A Blackjack table has no fixed centrepiece. The focus is an ongoing sequence of cards dealt from a shoe, with cameras positioned to track each card and the dealer's hands throughout the round. Studios generally use multi-deck shoes, and many now run continuous shuffling machines so the next hand is ready without a break in play.
How outcomes are produced
In live Blackjack, the result of each hand builds gradually. As each card is dealt, optical character recognition (OCR) software reads it and feeds the value to your screen, with hand totals updating automatically as play develops. The process repeats across every player at the table before the round closes.
Roulette resolves quite differently. Rather than building through a sequence of card reads, the entire outcome comes down to a single physical event: the ball settling in a numbered pocket. The dealer calls the result, the software registers it, and the round is done.

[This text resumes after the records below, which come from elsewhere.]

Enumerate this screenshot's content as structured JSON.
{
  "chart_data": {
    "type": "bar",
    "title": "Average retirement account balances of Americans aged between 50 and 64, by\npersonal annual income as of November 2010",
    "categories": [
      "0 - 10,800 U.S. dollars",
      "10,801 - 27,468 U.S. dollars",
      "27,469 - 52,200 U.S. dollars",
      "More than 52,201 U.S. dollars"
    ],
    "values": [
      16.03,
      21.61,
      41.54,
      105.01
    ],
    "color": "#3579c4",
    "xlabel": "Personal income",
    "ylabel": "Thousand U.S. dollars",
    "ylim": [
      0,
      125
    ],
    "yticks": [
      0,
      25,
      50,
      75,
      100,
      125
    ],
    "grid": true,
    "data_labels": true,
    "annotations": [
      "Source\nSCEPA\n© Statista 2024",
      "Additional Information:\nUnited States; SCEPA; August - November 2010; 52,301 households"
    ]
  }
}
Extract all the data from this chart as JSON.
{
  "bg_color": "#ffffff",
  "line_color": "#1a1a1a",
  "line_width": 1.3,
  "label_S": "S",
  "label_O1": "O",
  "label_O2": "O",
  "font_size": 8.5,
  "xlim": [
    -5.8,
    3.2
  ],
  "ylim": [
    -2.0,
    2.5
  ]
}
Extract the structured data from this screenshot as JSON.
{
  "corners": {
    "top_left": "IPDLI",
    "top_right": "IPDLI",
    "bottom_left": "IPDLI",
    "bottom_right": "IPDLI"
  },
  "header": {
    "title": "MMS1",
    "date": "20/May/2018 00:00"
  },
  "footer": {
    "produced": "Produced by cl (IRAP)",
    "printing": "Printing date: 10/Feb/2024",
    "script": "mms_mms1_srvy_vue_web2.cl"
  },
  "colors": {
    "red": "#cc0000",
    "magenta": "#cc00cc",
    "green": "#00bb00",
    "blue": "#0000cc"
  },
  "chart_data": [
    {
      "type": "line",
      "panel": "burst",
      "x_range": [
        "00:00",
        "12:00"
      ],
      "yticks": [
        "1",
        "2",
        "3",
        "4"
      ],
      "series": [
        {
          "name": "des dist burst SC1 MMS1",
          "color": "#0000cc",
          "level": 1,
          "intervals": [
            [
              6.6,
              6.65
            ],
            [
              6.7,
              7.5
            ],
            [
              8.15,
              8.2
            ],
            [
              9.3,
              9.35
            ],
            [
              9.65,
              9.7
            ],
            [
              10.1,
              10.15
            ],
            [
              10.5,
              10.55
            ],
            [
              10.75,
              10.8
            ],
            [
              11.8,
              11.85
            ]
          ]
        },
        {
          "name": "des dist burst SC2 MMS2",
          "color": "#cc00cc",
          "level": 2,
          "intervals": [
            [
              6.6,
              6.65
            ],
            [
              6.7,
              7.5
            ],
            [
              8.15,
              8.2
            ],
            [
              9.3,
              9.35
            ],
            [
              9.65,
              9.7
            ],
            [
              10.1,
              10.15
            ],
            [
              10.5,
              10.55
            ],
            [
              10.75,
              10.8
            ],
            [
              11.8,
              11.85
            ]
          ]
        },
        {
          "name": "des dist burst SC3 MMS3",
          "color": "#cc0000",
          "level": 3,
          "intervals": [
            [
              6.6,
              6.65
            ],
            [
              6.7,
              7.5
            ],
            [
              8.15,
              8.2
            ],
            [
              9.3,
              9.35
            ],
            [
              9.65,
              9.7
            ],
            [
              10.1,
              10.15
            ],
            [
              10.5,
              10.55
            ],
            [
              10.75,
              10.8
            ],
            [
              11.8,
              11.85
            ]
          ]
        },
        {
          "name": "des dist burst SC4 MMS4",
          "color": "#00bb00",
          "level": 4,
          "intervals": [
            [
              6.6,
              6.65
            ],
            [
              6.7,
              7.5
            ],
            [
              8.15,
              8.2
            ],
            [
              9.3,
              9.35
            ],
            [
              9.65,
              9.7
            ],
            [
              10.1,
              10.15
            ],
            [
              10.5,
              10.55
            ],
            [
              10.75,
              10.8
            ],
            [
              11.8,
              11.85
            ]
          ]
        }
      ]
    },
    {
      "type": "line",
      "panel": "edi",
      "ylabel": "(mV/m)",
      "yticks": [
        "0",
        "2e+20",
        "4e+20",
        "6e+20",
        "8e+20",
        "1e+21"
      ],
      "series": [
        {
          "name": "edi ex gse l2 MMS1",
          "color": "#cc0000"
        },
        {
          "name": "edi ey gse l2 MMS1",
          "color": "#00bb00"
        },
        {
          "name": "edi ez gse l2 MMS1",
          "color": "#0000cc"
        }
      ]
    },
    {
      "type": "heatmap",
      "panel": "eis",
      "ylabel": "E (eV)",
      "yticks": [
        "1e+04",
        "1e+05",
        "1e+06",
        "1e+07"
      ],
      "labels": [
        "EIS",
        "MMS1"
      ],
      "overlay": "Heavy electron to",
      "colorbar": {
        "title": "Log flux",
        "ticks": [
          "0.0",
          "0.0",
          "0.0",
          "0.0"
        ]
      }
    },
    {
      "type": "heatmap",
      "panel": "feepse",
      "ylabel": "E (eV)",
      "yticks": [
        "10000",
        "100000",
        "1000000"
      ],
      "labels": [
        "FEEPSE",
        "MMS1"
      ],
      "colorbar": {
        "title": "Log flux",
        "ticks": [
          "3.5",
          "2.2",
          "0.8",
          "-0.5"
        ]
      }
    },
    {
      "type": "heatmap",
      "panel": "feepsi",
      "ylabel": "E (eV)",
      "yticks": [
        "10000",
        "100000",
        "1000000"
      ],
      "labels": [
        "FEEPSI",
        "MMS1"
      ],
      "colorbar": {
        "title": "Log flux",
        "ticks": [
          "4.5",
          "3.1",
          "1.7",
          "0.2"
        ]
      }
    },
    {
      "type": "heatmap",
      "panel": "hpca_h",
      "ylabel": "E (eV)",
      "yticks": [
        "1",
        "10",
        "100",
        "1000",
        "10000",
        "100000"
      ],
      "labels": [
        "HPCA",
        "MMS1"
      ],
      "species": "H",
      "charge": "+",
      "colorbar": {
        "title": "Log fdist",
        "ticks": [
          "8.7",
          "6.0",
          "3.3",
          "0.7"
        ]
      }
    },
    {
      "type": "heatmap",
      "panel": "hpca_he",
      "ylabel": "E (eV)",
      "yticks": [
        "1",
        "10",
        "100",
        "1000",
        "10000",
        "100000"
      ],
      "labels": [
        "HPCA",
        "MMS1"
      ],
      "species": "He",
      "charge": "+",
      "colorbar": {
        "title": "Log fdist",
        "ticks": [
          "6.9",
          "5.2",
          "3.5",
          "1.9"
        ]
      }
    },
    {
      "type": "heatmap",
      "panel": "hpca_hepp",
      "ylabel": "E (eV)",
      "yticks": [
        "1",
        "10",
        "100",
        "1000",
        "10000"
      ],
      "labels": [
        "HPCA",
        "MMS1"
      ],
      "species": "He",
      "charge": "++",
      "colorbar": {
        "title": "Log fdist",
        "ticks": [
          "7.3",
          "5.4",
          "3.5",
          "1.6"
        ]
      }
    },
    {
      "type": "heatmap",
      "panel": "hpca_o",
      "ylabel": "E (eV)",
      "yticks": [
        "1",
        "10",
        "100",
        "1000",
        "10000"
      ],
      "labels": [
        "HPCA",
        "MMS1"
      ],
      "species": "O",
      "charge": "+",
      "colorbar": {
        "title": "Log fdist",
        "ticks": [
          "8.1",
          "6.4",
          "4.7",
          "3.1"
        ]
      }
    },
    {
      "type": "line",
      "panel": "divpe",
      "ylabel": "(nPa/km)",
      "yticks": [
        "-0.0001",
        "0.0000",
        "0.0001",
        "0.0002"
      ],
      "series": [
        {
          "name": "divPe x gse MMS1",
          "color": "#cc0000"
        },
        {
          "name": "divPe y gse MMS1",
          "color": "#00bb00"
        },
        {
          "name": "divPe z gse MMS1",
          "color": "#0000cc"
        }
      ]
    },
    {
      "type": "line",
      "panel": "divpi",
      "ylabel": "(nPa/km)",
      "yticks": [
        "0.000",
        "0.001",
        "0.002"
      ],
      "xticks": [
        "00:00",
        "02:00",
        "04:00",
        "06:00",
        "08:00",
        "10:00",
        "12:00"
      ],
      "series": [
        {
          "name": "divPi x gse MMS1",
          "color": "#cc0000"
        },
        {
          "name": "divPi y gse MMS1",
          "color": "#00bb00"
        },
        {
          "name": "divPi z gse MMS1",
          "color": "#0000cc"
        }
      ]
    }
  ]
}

Neither game uses random number generator software, and both depend entirely on what happens physically in the studio, which is part of why each is regulated the way it is.
The dealer's role
A live Blackjack dealer manages an active table of multiple players simultaneously, working through a defined sequence of decisions for each hand. The role is structured and continuous throughout the round.
A live Roulette dealer's work is organised around the wheel. They announce when bets are open, spin the wheel, and call the result when the ball settles. Between the spin and the call, there's a natural pause in the action that doesn't exist in Blackjack. The pacing of the two roles is noticeably different, and the training required for each reflects that.
How the betting window works
In live Blackjack, bets are confirmed before the hand begins. Once the dealer starts dealing, the round is underway and nothing can be added or changed.
Live Roulette operates on a longer timeline. The betting window stays open after the wheel starts spinning, only closing when the dealer calls no more bets and the system locks all entries. This gives players more time to place bets per round, but it also means the window is finite and enforced by the platform, not by the dealer alone.
It's a structural difference that shapes how each game feels to follow, even if the underlying principle is the same. Both games are governed by chance. In Blackjack, the order the cards fall determines the outcome. In Roulette, it's where the ball lands. Neither gives players any influence over that.